Angel Gurria, Secretary General of the Organization for Economic Cooperation and Development (OECD) that has long campaigned against tax evasion, said on Thursday other governments may consider tax deals or tax amnesties to recover untaxed cash in time of crisis.
Italy, which carried out a tax amnesty in 2002, is so far the only European country to have mentioned the issue, although no concrete plans are under way.
Gurria said that while not everyone agrees with tax amnesties, governments may take a pragmatic approach.
“I don’t know a single finance minister who does not think that (a tax amnesty) is a terrible thing to do, but who also understands that perhaps it is the best thing or the only thing to do,” Gurria also said.
Hefty penalties have prevented many wealthy westerners, some of whom inherited secret offshore bank accounts from relatives, to come clean with tax authorities.
Account holders face jail in most countries if found guilty of tax evasion and the United States can impose fines that are equivalent to between 50 and 70 percent of the accounts’ value for all the years taxes were not paid.

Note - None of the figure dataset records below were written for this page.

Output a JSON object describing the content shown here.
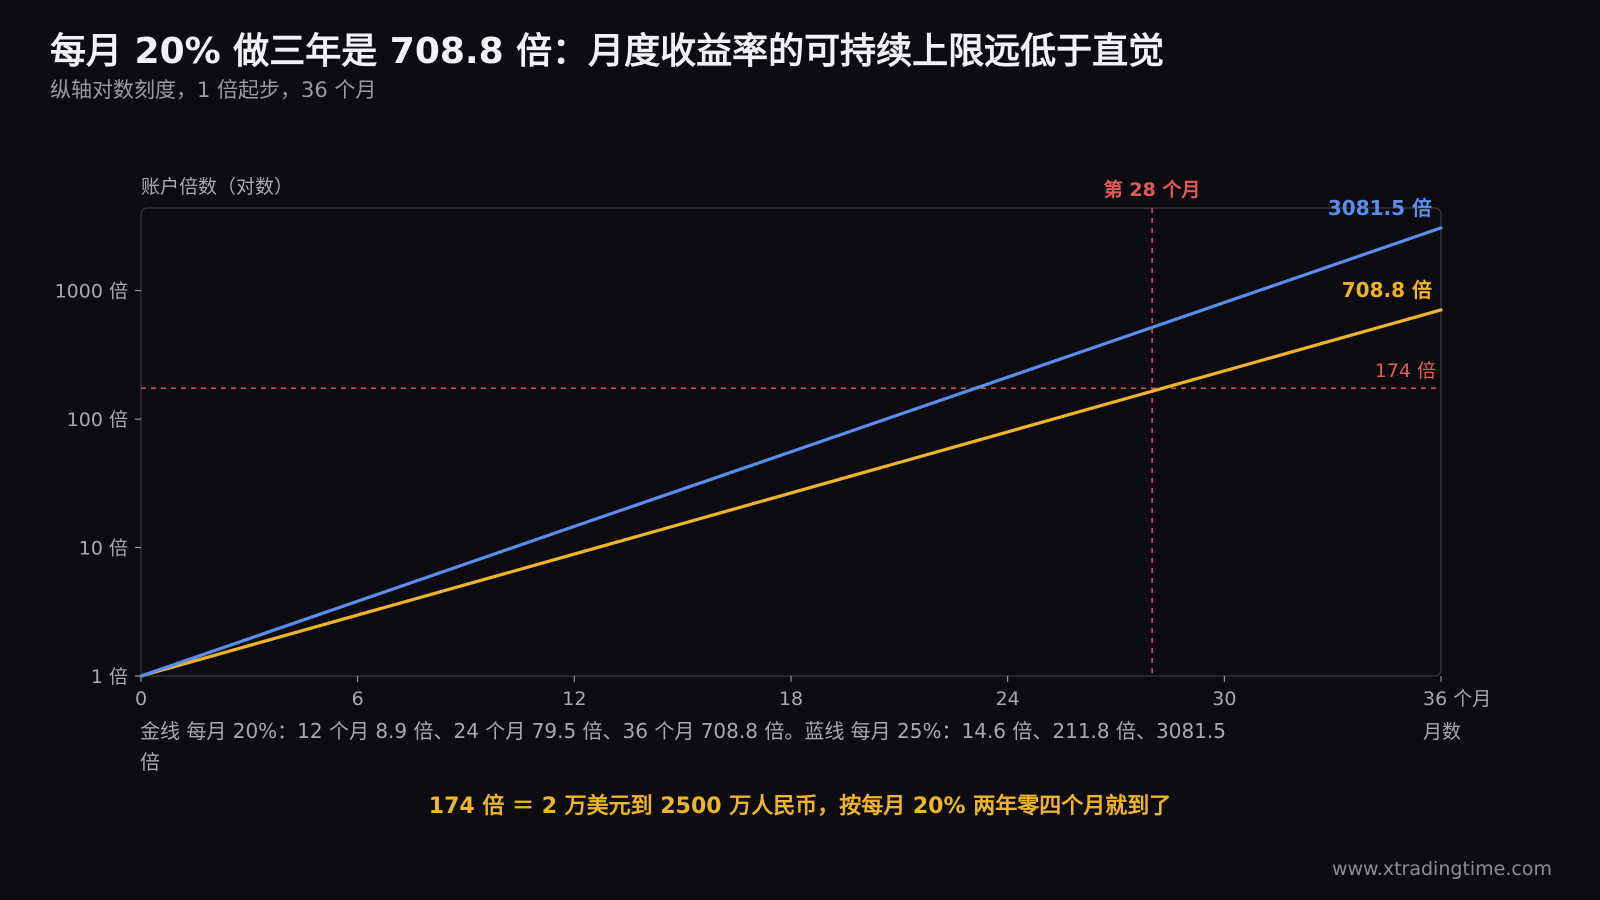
{
  "title": "每月 20% 做三年是 708.8 倍：月度收益率的可持续上限远低于直觉",
  "subtitle": "纵轴对数刻度，1 倍起步，36 个月",
  "caption": "金线 每月 20%：12 个月 8.9 倍、24 个月 79.5 倍、36 个月 708.8 倍。蓝线 每月 25%：14.6 倍、211.8 倍、3081.5 倍",
  "highlight": "174 倍 ＝ 2 万美元到 2500 万人民币，按每月 20% 两年零四个月就到了",
  "watermark": "www.xtradingtime.com",
  "chart_data": {
    "type": "line",
    "ylabel": "账户倍数（对数）",
    "xlabel": "月数",
    "x_scale": "linear",
    "y_scale": "log",
    "xlim": [
      0,
      36
    ],
    "ylim": [
      1,
      4400
    ],
    "x_ticks": [
      0,
      6,
      12,
      18,
      24,
      30,
      36
    ],
    "x_tick_labels": [
      "0",
      "6",
      "12",
      "18",
      "24",
      "30",
      "36 个月"
    ],
    "y_ticks": [
      1,
      10,
      100,
      1000
    ],
    "y_tick_labels": [
      "1 倍",
      "10 倍",
      "100 倍",
      "1000 倍"
    ],
    "grid": false,
    "series": [
      {
        "key": "gold",
        "rate": 0.2,
        "color": "#f0b429",
        "x": [
          0,
          12,
          24,
          36
        ],
        "y": [
          1,
          8.9,
          79.5,
          708.8
        ],
        "end_label": "708.8 倍"
      },
      {
        "key": "blue",
        "rate": 0.25,
        "color": "#5b8def",
        "x": [
          0,
          12,
          24,
          36
        ],
        "y": [
          1,
          14.6,
          211.8,
          3081.5
        ],
        "end_label": "3081.5 倍"
      }
    ],
    "reference_lines": {
      "color": "#e05a5a",
      "horizontal": {
        "y": 174,
        "label": "174 倍"
      },
      "vertical": {
        "x": 28,
        "label": "第 28 个月"
      }
    },
    "colors": {
      "background": "#0c0c10",
      "frame": "#3a3a42",
      "axis_text": "#a8a8b0",
      "title": "#f2f2f4"
    }
  }
}
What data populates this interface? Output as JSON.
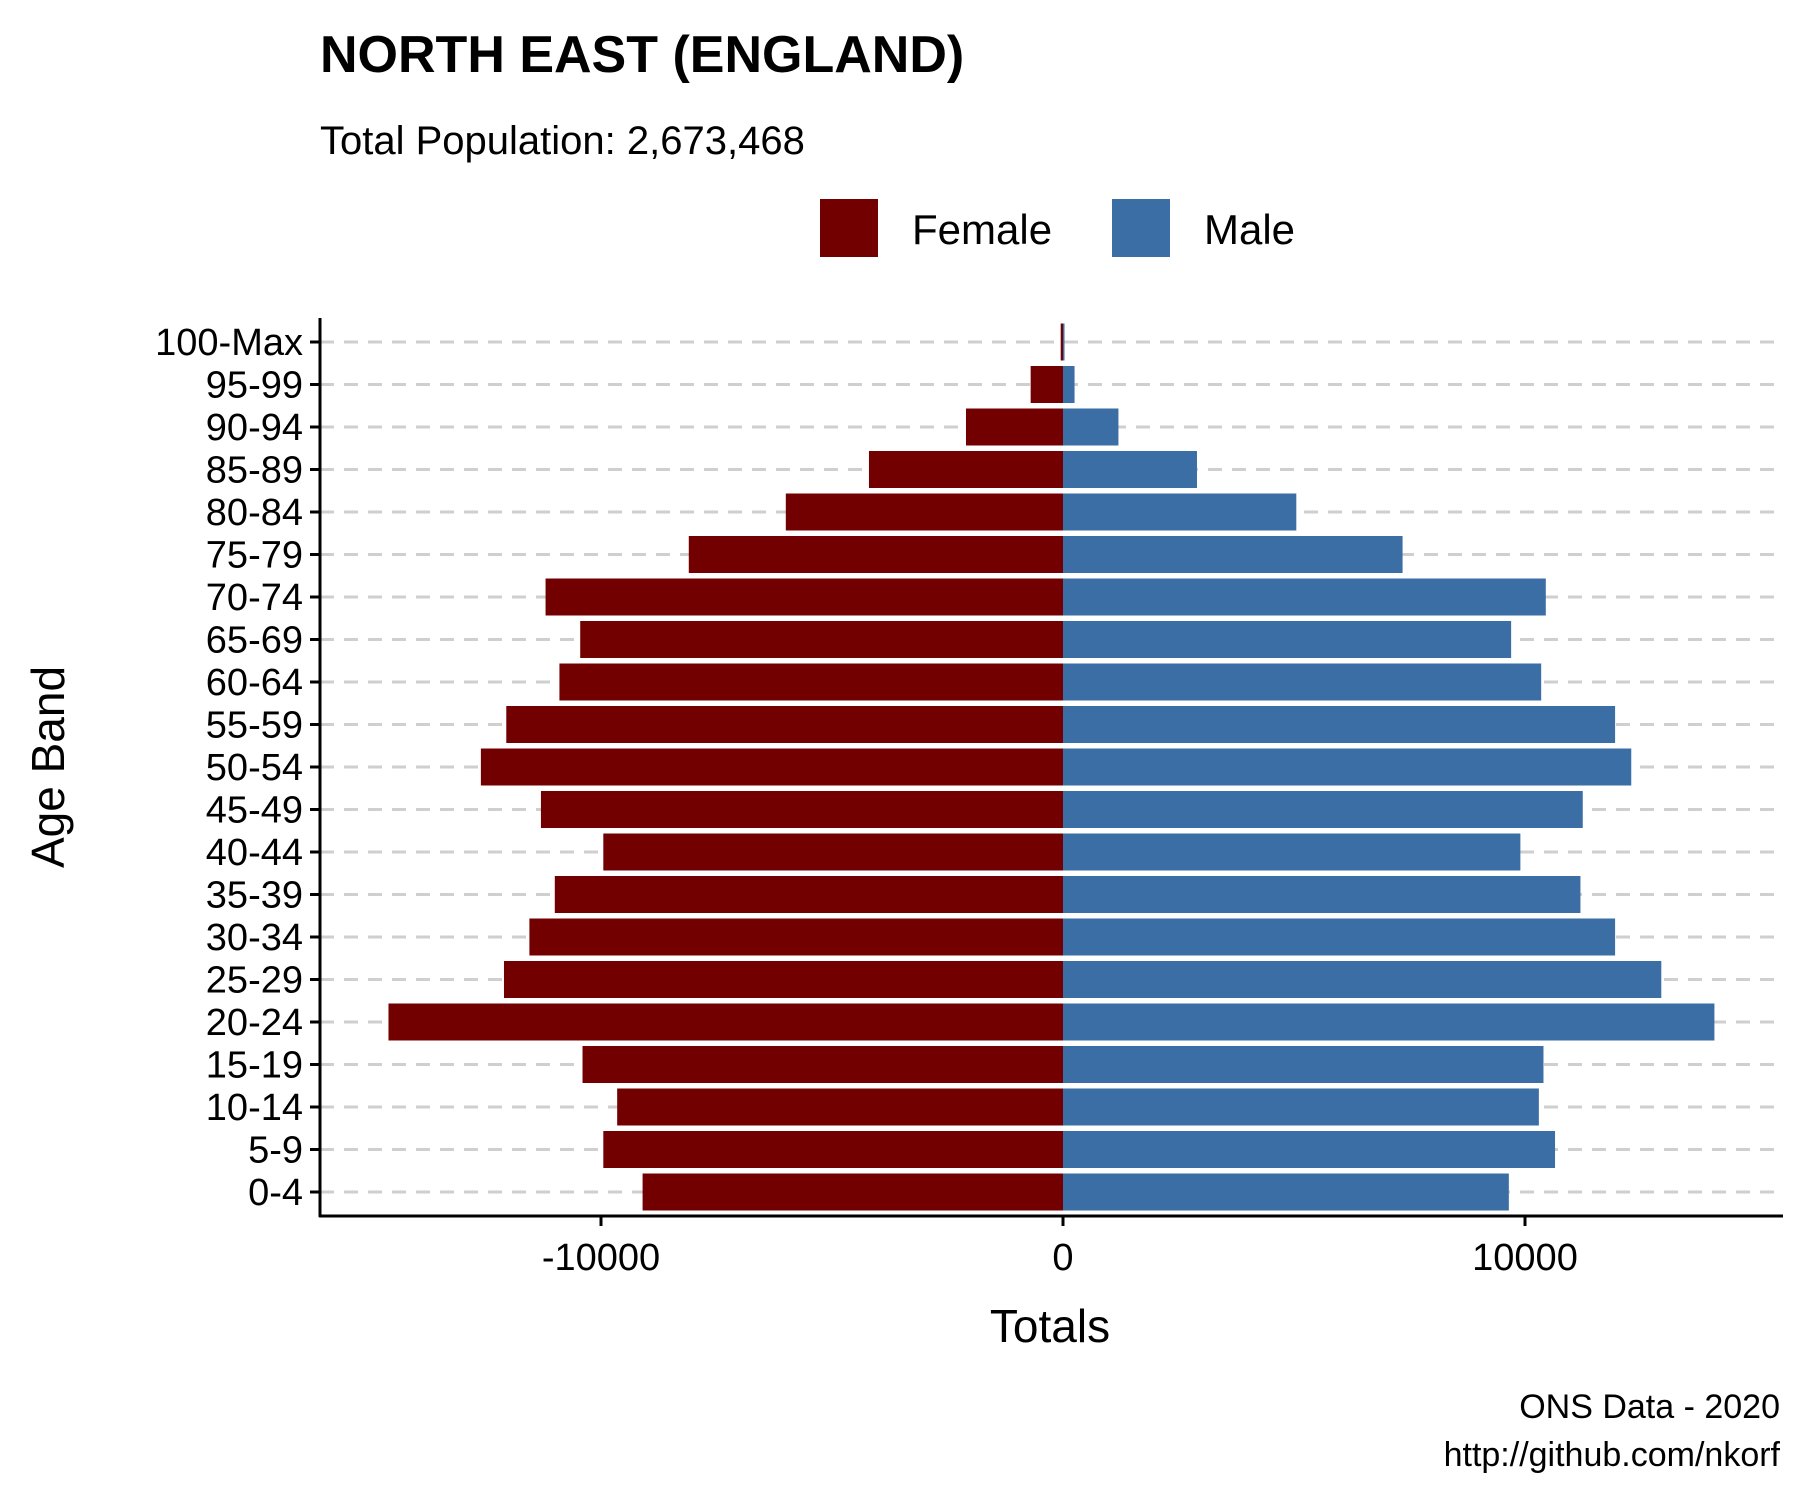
{
  "chart_data": {
    "type": "bar",
    "orientation": "horizontal",
    "title": "NORTH EAST (ENGLAND)",
    "subtitle": "Total Population:  2,673,468",
    "xlabel": "Totals",
    "ylabel": "Age Band",
    "caption": [
      "ONS Data - 2020",
      "http://github.com/nkorf"
    ],
    "legend_position": "top",
    "grid": "horizontal-dashed",
    "xlim": [
      -16000,
      15500
    ],
    "x_ticks": [
      -10000,
      0,
      10000
    ],
    "categories": [
      "0-4",
      "5-9",
      "10-14",
      "15-19",
      "20-24",
      "25-29",
      "30-34",
      "35-39",
      "40-44",
      "45-49",
      "50-54",
      "55-59",
      "60-64",
      "65-69",
      "70-74",
      "75-79",
      "80-84",
      "85-89",
      "90-94",
      "95-99",
      "100-Max"
    ],
    "series": [
      {
        "name": "Female",
        "color": "#730000",
        "values": [
          -9100,
          -9950,
          -9650,
          -10400,
          -14600,
          -12100,
          -11550,
          -11000,
          -9950,
          -11300,
          -12600,
          -12050,
          -10900,
          -10450,
          -11200,
          -8100,
          -6000,
          -4200,
          -2100,
          -700,
          -50
        ]
      },
      {
        "name": "Male",
        "color": "#3a6ea5",
        "values": [
          9650,
          10650,
          10300,
          10400,
          14100,
          12950,
          11950,
          11200,
          9900,
          11250,
          12300,
          11950,
          10350,
          9700,
          10450,
          7350,
          5050,
          2900,
          1200,
          250,
          30
        ]
      }
    ]
  }
}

But campaigners against tax evasion argue that tax cheats are criminals who should be punished and point to the fact that several past tax amnesties, for example in Latin American countries or Germany, have not deterred future tax evasion.
“(The U.S. move) sets a bad example. Tax amnesties have not worked in the past,” John Christensen, Director at the Tax Justice Network, who called for a coordinated global approach and effective punitive measures against the banks.
Italy recovered more than 50 billions of euros with its 2002 tax amnesty. Germany, which also had a tax amnesty, was less successful as it taxed the recovered assets between 25 and 35 percent. France, which has never offered tax deals, is already under pressure for having introduced tax cuts for the very rich.
Yet, Swiss tax lawyers say they were advising clients to start disclosing their secret accounts in the face of weakening bank secrecy laws and in the hope governments could be able to negotiate some lenient treatment for bank accounts holders.
“It is a fantastic moment to induce people who are not in order in their country to get back into the country,” said Pierre Mirabaud, chairman of the Swiss Bankers’ Association and senior partner at Geneva-based private bank Mirabaud.